The prototype system features an unprecedented 160 terabytes of memory, allowing it to simultaneously handle every piece of data from Facebook
HP Enterprise (HPE) on Tuesday announced what it called the world’s largest single-memory computer prototype as part of a research effort to develop technologies capable of easily handling massive amounts of data.
The ARM-powered prototype system contains 160 terabytes (TB) of memory spread across 40 physical nodes and connected using a custom high-performance fabric protocol, HPE said.
Large memory pool
The massive memory pool makes it possible to process large amounts of data simultaneously, reducing the time it takes to uncover patterns buried in that information.

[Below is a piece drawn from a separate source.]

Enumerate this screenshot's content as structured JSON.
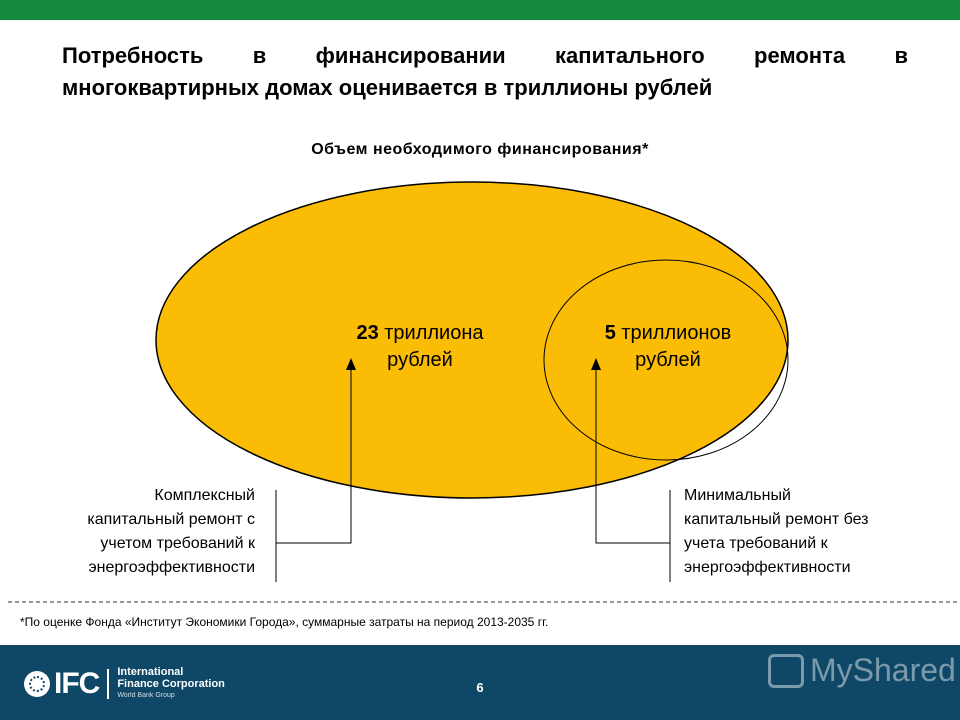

HPE said the prototype could, for instance, simultaneously examine every digital health record for every person on earth or every piece of data from Facebook.
The company said it thinks the architecture used in the prototype could easily scale to an exabyte-scale single-memory system and potentially up to 4,096 yottabytes, which it described as a “nearly limitless” memory pool 250,000 times greater than the digital universe as it currently exists.
The system is part of a research project called The Machine established in 2014 to focus on ways of dealing with the exponentially increasing amount of data generated by trends such as cloud computing and the proliferation of mobile devices and the ‘Internet of Things’ (IoT).
IDC estimates the digital world consisted of 4.4 zettabytes in 2013 and projects it will grow to 44 zettabytes, or 44 trillion gigabytes, by 2020, while IBM believes 90 percent of the data in existence today was produced in the past two years.
The Machine is HPE’s effort at making it possible to turn that data into useful information within a manageable time.